La mente se va desvaneciendo. Quizás con alegría, o melancolía, pero se va desvaneciendo. Consciente de tantos momentos almacenados en misteriosos aposentos, en intrincados laberintos de neuronas, o tal vez en sedimentos inmateriales en ningún sitio. Espejismos, que nacen como el polvo revolcado por el viento y se asocian con emociones y sentimientos, que ahora están amortiguados, pero aun así son capaces de agitarnos adentro.

La angustia de relaciones cuyas presencias ya son idas, pero que todavía mueven entrañas y tensan músculos, conmueven el corazón y embelesan la mente. Nos asomamos hoy al pasado desde ventanas imaginarias y distraemos del entorno que nos rodea en este nuestro presente. Aquí, ahora, desde donde definimos, escapamos, juzgamos, anhelamos, exploramos e interpretamos esta existencia.

El cuerpo, que contiene esta mente, también se va desvaneciendo. Las extremidades van perdiendo agilidad de movimiento, los sentidos agudeza, y toda clase de achaques y dolamas nos aquejan en esas partes herrumbrosas de contacto y fricción, que antes eran tan maleables y gráciles en su movimiento.

Y todo esto en medio de esta interminable conversación con uno mismo. Con el ser, con lo que uno cree que es, con el sujeto de esta vida que gira a nuestro alrededor, donde somos principal actor y principal audiencia. A veces debatiendo a solas con gran intensidad y otras riéndonos de nosotros mismos por estar presos en esta situación. En la mayoría de las ocasiones le echamos la culpa a las circunstancias, o a alguien cercano o remoto, por cualquier falla, dolor o frustración que se nos atraviese en el camino. Pero algunas veces nos ubicamos filosóficamente allá adentro y preguntamos el por qué, y en ocasiones especiales o nos quedamos asombrados ante la maravilla de existir y se esfuman nuestras quejas y congojas.
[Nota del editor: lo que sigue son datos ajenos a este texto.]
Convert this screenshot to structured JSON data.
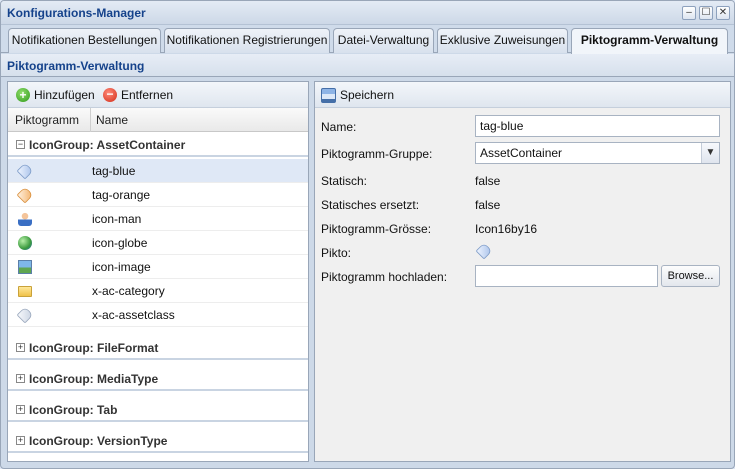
{
  "window": {
    "title": "Konfigurations-Manager",
    "min_glyph": "–",
    "max_glyph": "☐",
    "close_glyph": "✕"
  },
  "tabs": [
    {
      "label": "Notifikationen Bestellungen",
      "active": false
    },
    {
      "label": "Notifikationen Registrierungen",
      "active": false
    },
    {
      "label": "Datei-Verwaltung",
      "active": false
    },
    {
      "label": "Exklusive Zuweisungen",
      "active": false
    },
    {
      "label": "Piktogramm-Verwaltung",
      "active": true
    }
  ],
  "panel_title": "Piktogramm-Verwaltung",
  "left": {
    "add_label": "Hinzufügen",
    "remove_label": "Entfernen",
    "columns": [
      "Piktogramm",
      "Name"
    ],
    "groups": [
      {
        "label": "IconGroup: AssetContainer",
        "expanded": true,
        "toggle": "−",
        "items": [
          {
            "name": "tag-blue",
            "icon": "tag-blue-icon",
            "selected": true
          },
          {
            "name": "tag-orange",
            "icon": "tag-orange-icon",
            "selected": false
          },
          {
            "name": "icon-man",
            "icon": "man-icon",
            "selected": false
          },
          {
            "name": "icon-globe",
            "icon": "globe-icon",
            "selected": false
          },
          {
            "name": "icon-image",
            "icon": "image-icon",
            "selected": false
          },
          {
            "name": "x-ac-category",
            "icon": "folder-icon",
            "selected": false
          },
          {
            "name": "x-ac-assetclass",
            "icon": "tag-grey-icon",
            "selected": false
          }
        ]
      },
      {
        "label": "IconGroup: FileFormat",
        "expanded": false,
        "toggle": "+"
      },
      {
        "label": "IconGroup: MediaType",
        "expanded": false,
        "toggle": "+"
      },
      {
        "label": "IconGroup: Tab",
        "expanded": false,
        "toggle": "+"
      },
      {
        "label": "IconGroup: VersionType",
        "expanded": false,
        "toggle": "+"
      }
    ]
  },
  "right": {
    "save_label": "Speichern",
    "form": {
      "name_label": "Name:",
      "name_value": "tag-blue",
      "group_label": "Piktogramm-Gruppe:",
      "group_value": "AssetContainer",
      "static_label": "Statisch:",
      "static_value": "false",
      "static_replaced_label": "Statisches ersetzt:",
      "static_replaced_value": "false",
      "size_label": "Piktogramm-Grösse:",
      "size_value": "Icon16by16",
      "pikto_label": "Pikto:",
      "upload_label": "Piktogramm hochladen:",
      "upload_value": "",
      "browse_label": "Browse..."
    }
  },
  "colors": {
    "title_text": "#15428b",
    "selected_row": "#dfe8f6",
    "border": "#99a6b8"
  }
}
Es en esos tiempos de reflexión, donde sucumbimos como gota de rocío sobre un pétalo de rosa, y nos disolvemos de alguna manera, embriagados por la belleza, la compasión y el amor que constituyen una sola canción de todo. Canción que nos arrulla y nos hace saber, sin tiempo, que no sabemos nada, que solamente somos.

Por eso hoy, ayer y muy posiblemente mañana, tengo esperanzas y sospecho que volveré a incursionar en estos puntos inmateriales de la memoria, la angustia y la revelación, ya sea en este carapacho o en otro, a esperar, esa inminente disolución.

Porque pienso que el propósito de estos contenedores de formas mentales y corpóreas es el mismo de las barricas donde se añeja el vino, servir de andamiaje a un proceso de desenvolvimiento. Y que la antigua reserva añejada contiene esa esencia que yace más allá del tiempo. Que el vino es el producto de todas las historias y cuentos de hadas que acumulamos en las barricas mientras añejamos la conciencia de la conciencia.

A lo lejos, escucho una melodía filtrándose en el escenario del universo, y cuando cierro mis ojos tratando de fundirme con esta música, amanecen hemisferios como los de la Tierra, en una esplendorosa escena de alba, y un océano de luz dorada, se vislumbra entre los párpados, en horizontes que parecen no tener fin. Allí veo, deslizándose en olas invisibles, palabras que surgen como peces, partiendo sigilosamente las aguas, vestidas de pensamientos efímeros, sopladas por brisas de sentimientos indefinidos, residuos de vendavales de huracanes de pasión, o emergiendo de afloramientos de aguas profundas movidas a raíz de cataclismos ignotos.

Y sucumbo entonces, a una tristeza dichosa que lo abarca todo. Es la hija y la amada del Amor.